Consider the evidence. The US economy grew at an annualised rate of 3.3% in the final quarter of 2023, defying every gloomy forecast from Davos to the Bank of England. Employment is robust, wages are rising, and even inflation, that persistent ghoul, is being wrestled into submission. Meanwhile, Britain teeters on the brink of stagflation, our trains do not run, and our political class debates the finer points of gender-neutral language while the nation’s productivity flatlines. The contrast is not merely statistical; it is a moral and cultural indictment.
The Treasury’s task force will pore over tax cuts and deregulation. They will admire America’s shale oil revolution and its voracious venture capital culture. They will note that the US has a flexible labour market, a housing system that does not punish builders, and a government that, for all its screaming idiocies, still understands that business is the engine of prosperity. But they will miss the real lesson. The secret ingredient, the one that cannot be legislated or imported, is a stubborn, almost irrational belief in the future. Americans, for all their faults, still believe that tomorrow will be better than today. They take risks. They fail, get up, and fail again. They do not sit around in focus groups discussing how to ‘manage decline’.

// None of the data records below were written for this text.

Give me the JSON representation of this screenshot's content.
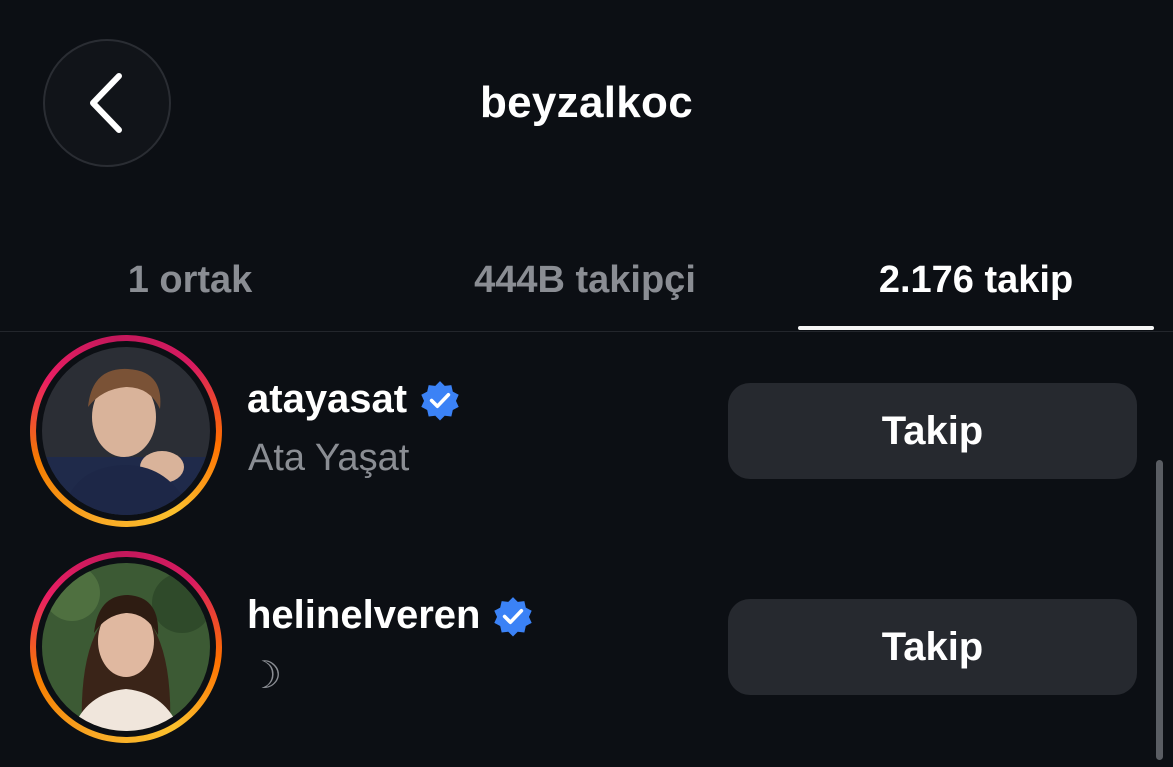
{
  "header": {
    "title": "beyzalkoc",
    "back_icon": "chevron-left-icon"
  },
  "tabs": [
    {
      "label": "1 ortak",
      "active": false
    },
    {
      "label": "444B takipçi",
      "active": false
    },
    {
      "label": "2.176 takip",
      "active": true
    }
  ],
  "users": [
    {
      "username": "atayasat",
      "verified": true,
      "subtitle": "Ata Yaşat",
      "button_label": "Takip"
    },
    {
      "username": "helinelveren",
      "verified": true,
      "subtitle": "☽",
      "button_label": "Takip"
    }
  ],
  "colors": {
    "background": "#0c0f14",
    "button_bg": "#26292f",
    "verified_blue": "#3b82f6",
    "muted_text": "#8a8d93"
  }
}
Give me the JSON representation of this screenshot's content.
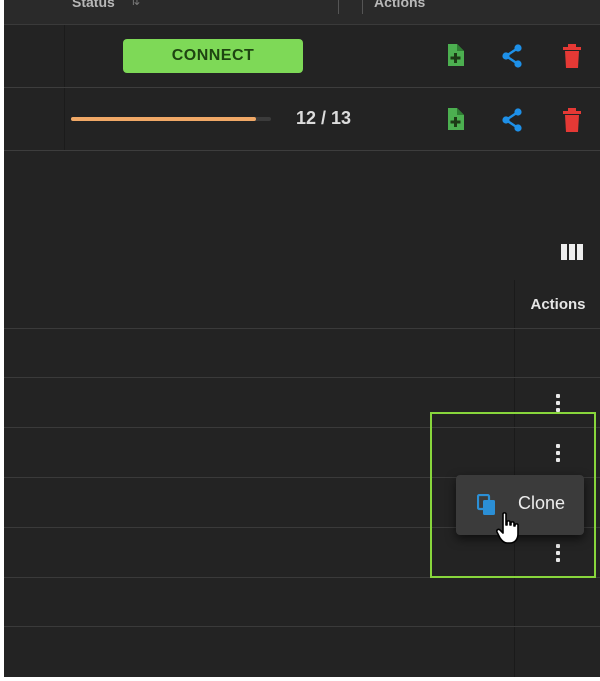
{
  "header": {
    "status_label": "Status",
    "actions_label": "Actions"
  },
  "rows": [
    {
      "connect_label": "CONNECT",
      "actions": {
        "add_icon": "file-plus-icon",
        "share_icon": "share-icon",
        "delete_icon": "trash-icon"
      }
    },
    {
      "progress": {
        "value": 12,
        "total": 13,
        "fraction": 0.923,
        "label": "12 / 13"
      },
      "actions": {
        "add_icon": "file-plus-icon",
        "share_icon": "share-icon",
        "delete_icon": "trash-icon"
      }
    }
  ],
  "grid": {
    "column_toggle_icon": "view-columns-icon",
    "actions_header": "Actions",
    "row_menu_icon": "more-vert-icon"
  },
  "context_menu": {
    "items": [
      {
        "label": "Clone",
        "icon": "content-copy-icon"
      }
    ]
  },
  "colors": {
    "background": "#232323",
    "connect_green": "#7ed957",
    "progress_orange": "#f0a866",
    "share_blue": "#1e90e8",
    "delete_red": "#e53935",
    "add_green": "#4caf50",
    "highlight_green": "#88d63c",
    "clone_icon_blue": "#2b8fd6"
  }
}
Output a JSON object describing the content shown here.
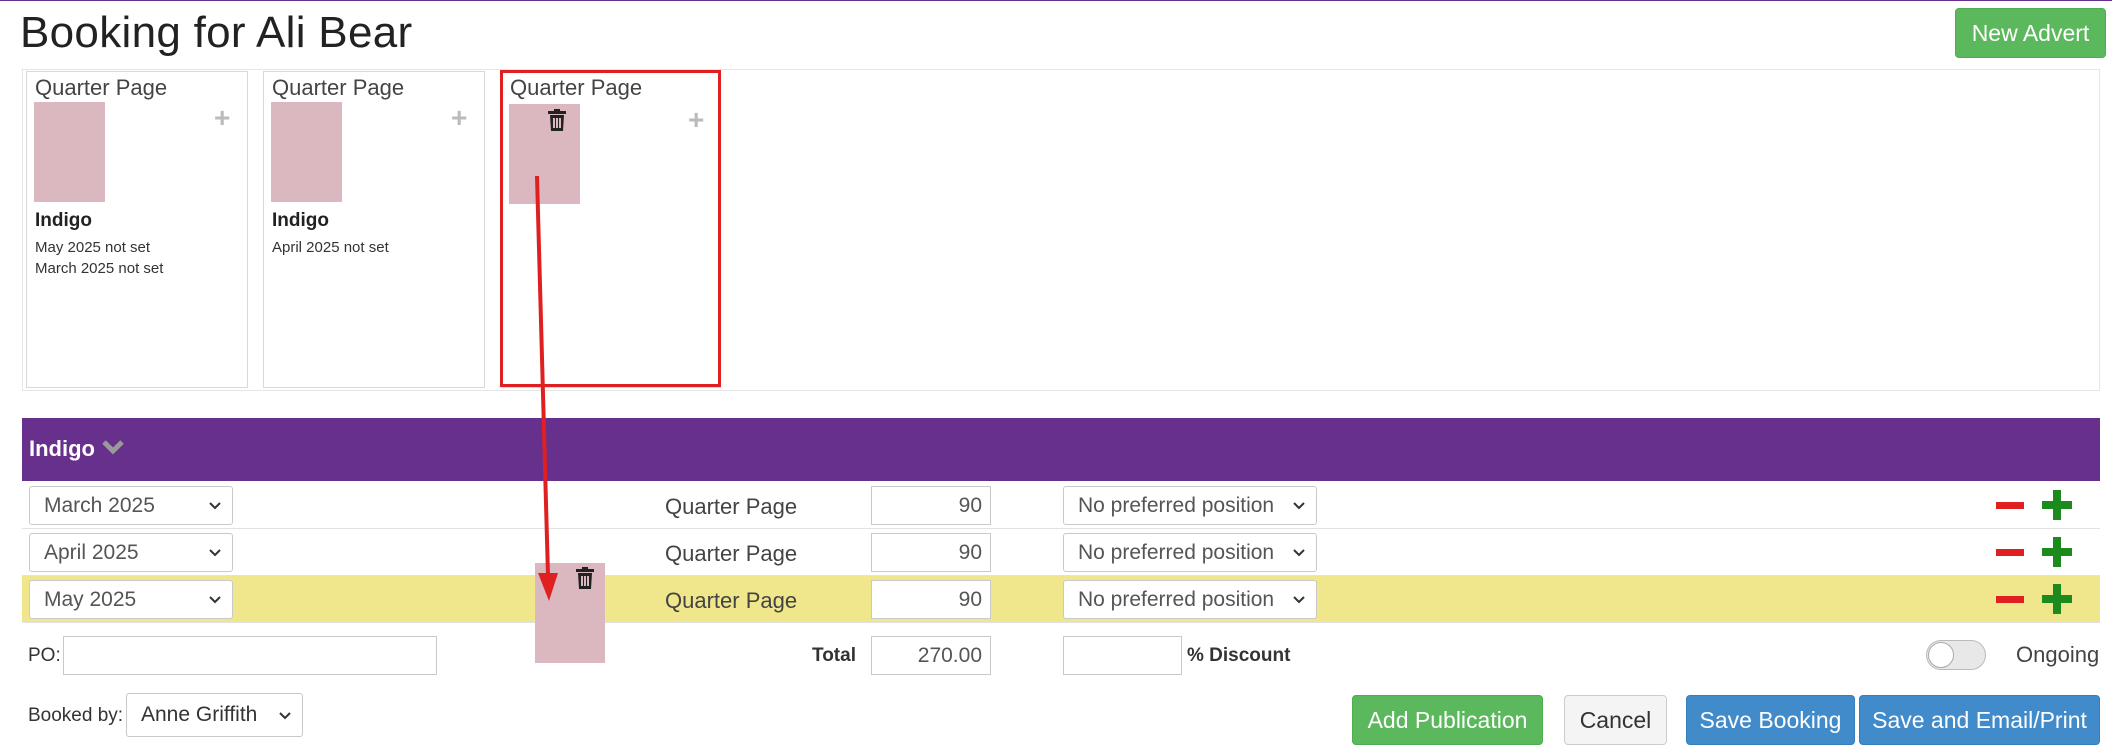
{
  "page": {
    "title": "Booking for Ali Bear"
  },
  "header": {
    "new_advert_label": "New Advert"
  },
  "cards": [
    {
      "title": "Quarter Page",
      "publication": "Indigo",
      "notes": [
        "May 2025 not set",
        "March 2025 not set"
      ]
    },
    {
      "title": "Quarter Page",
      "publication": "Indigo",
      "notes": [
        "April 2025 not set"
      ]
    },
    {
      "title": "Quarter Page",
      "publication": "",
      "notes": []
    }
  ],
  "publication_bar": {
    "name": "Indigo"
  },
  "rows": [
    {
      "issue": "March 2025",
      "size": "Quarter Page",
      "price": "90",
      "position": "No preferred position"
    },
    {
      "issue": "April 2025",
      "size": "Quarter Page",
      "price": "90",
      "position": "No preferred position"
    },
    {
      "issue": "May 2025",
      "size": "Quarter Page",
      "price": "90",
      "position": "No preferred position"
    }
  ],
  "totals": {
    "po_label": "PO:",
    "total_label": "Total",
    "total_value": "270.00",
    "discount_label": "% Discount",
    "ongoing_label": "Ongoing"
  },
  "footer": {
    "booked_by_label": "Booked by:",
    "booked_by_value": "Anne Griffith",
    "add_publication_label": "Add Publication",
    "cancel_label": "Cancel",
    "save_booking_label": "Save Booking",
    "save_email_label": "Save and Email/Print"
  },
  "colors": {
    "brand_purple": "#66308c",
    "highlight_row": "#f0e68c",
    "thumb_pink": "#dbb8c0",
    "annotation_red": "#e02020"
  },
  "icons": [
    "plus-icon",
    "trash-icon",
    "chevron-down-icon",
    "minus-icon"
  ]
}
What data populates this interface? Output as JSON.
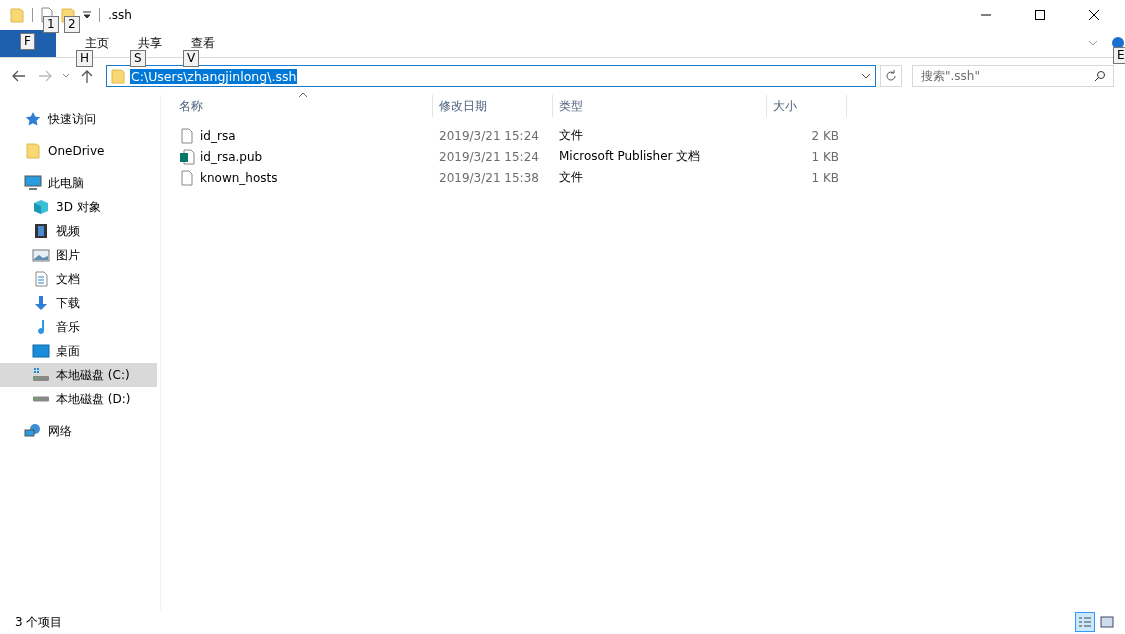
{
  "title_bar": {
    "title": ".ssh",
    "keytips": [
      "1",
      "2"
    ]
  },
  "ribbon": {
    "tabs": [
      {
        "keytip": "F",
        "kind": "file"
      },
      {
        "label": "主页",
        "keytip": "H",
        "kind": "tab"
      },
      {
        "label": "共享",
        "keytip": "S",
        "kind": "tab"
      },
      {
        "label": "查看",
        "keytip": "V",
        "kind": "tab"
      }
    ],
    "help_keytip": "E"
  },
  "address_bar": {
    "path": "C:\\Users\\zhangjinlong\\.ssh",
    "selected": true
  },
  "search": {
    "placeholder": "搜索\".ssh\""
  },
  "sidebar": {
    "items": [
      {
        "label": "快速访问",
        "kind": "star",
        "selected": false
      },
      {
        "label": "OneDrive",
        "kind": "folder",
        "selected": false
      },
      {
        "label": "此电脑",
        "kind": "pc",
        "selected": false,
        "children": [
          {
            "label": "3D 对象",
            "kind": "cube",
            "selected": false
          },
          {
            "label": "视频",
            "kind": "film",
            "selected": false
          },
          {
            "label": "图片",
            "kind": "picture",
            "selected": false
          },
          {
            "label": "文档",
            "kind": "document",
            "selected": false
          },
          {
            "label": "下载",
            "kind": "download",
            "selected": false
          },
          {
            "label": "音乐",
            "kind": "music",
            "selected": false
          },
          {
            "label": "桌面",
            "kind": "desktop",
            "selected": false
          },
          {
            "label": "本地磁盘 (C:)",
            "kind": "systemdrive",
            "selected": true
          },
          {
            "label": "本地磁盘 (D:)",
            "kind": "drive",
            "selected": false
          }
        ]
      },
      {
        "label": "网络",
        "kind": "network",
        "selected": false
      }
    ]
  },
  "file_list": {
    "columns": [
      "名称",
      "修改日期",
      "类型",
      "大小"
    ],
    "rows": [
      {
        "name": "id_rsa",
        "modified": "2019/3/21 15:24",
        "type": "文件",
        "size": "2 KB",
        "kind": "file"
      },
      {
        "name": "id_rsa.pub",
        "modified": "2019/3/21 15:24",
        "type": "Microsoft Publisher 文档",
        "size": "1 KB",
        "kind": "publisher"
      },
      {
        "name": "known_hosts",
        "modified": "2019/3/21 15:38",
        "type": "文件",
        "size": "1 KB",
        "kind": "file"
      }
    ]
  },
  "status_bar": {
    "count": "3 个项目",
    "views": [
      {
        "kind": "details",
        "selected": true
      },
      {
        "kind": "thumbnails",
        "selected": false
      }
    ]
  }
}
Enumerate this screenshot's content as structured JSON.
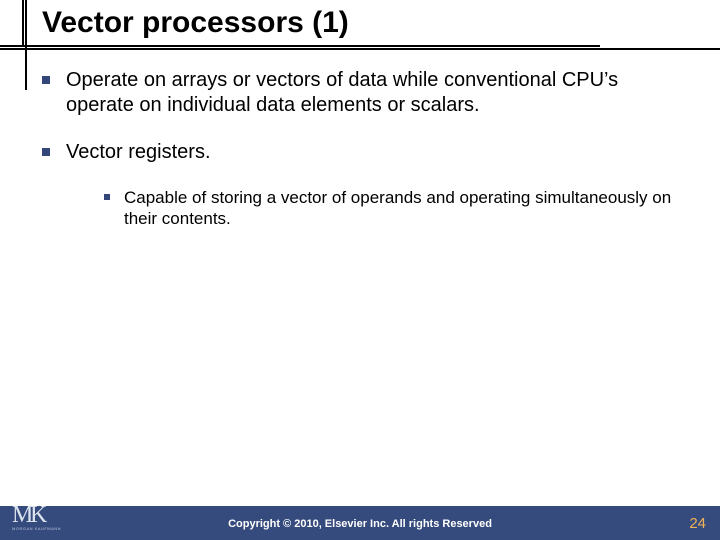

Britain, by contrast, has become a museum of itself. We are obsessed with our past, terrified of our future, and pathologically addicted to safety. Every new development is met with a thousand objections. Every innovation is smothered in red tape. We have created a country where the greatest ambition of the young is to secure a public sector pension and a flat in Zone 2. The entrepreneurial spirit, the thing that once made Manchester and Glasgow industrial powerhouses, is now a quaint historical footnote. We have become the world’s most polite nation, and we are dying of politeness.
There is a historical cycle at play here. Look at the fall of Rome. The late empire was filled with brilliant jurists and administrators, but the vitality had drained away. The frontiers were left to barbarians because no one believed in Rome anymore. America today is not without its barbarians (look at the university campuses), but it still believes in itself. The American creed, however battered, still means something. Here, we have replaced patriotism with PowerPoint presentations on ‘wellbeing’. The Treasury mandarins will learn nothing from the American playbook because they are looking for algorithms, not for faith.
Let us be clear. I do not worship America. It is a noisy, vulgar, often cruel place. But it works. Its economy is the envy of the world precisely because it has not been ‘managed’ by clever fools. And we, the clever fools, sit in our meeting rooms, commissioning studies and wondering why our empire is rotting. The answer is simple: we stopped believing. The Americans haven’t. Yet.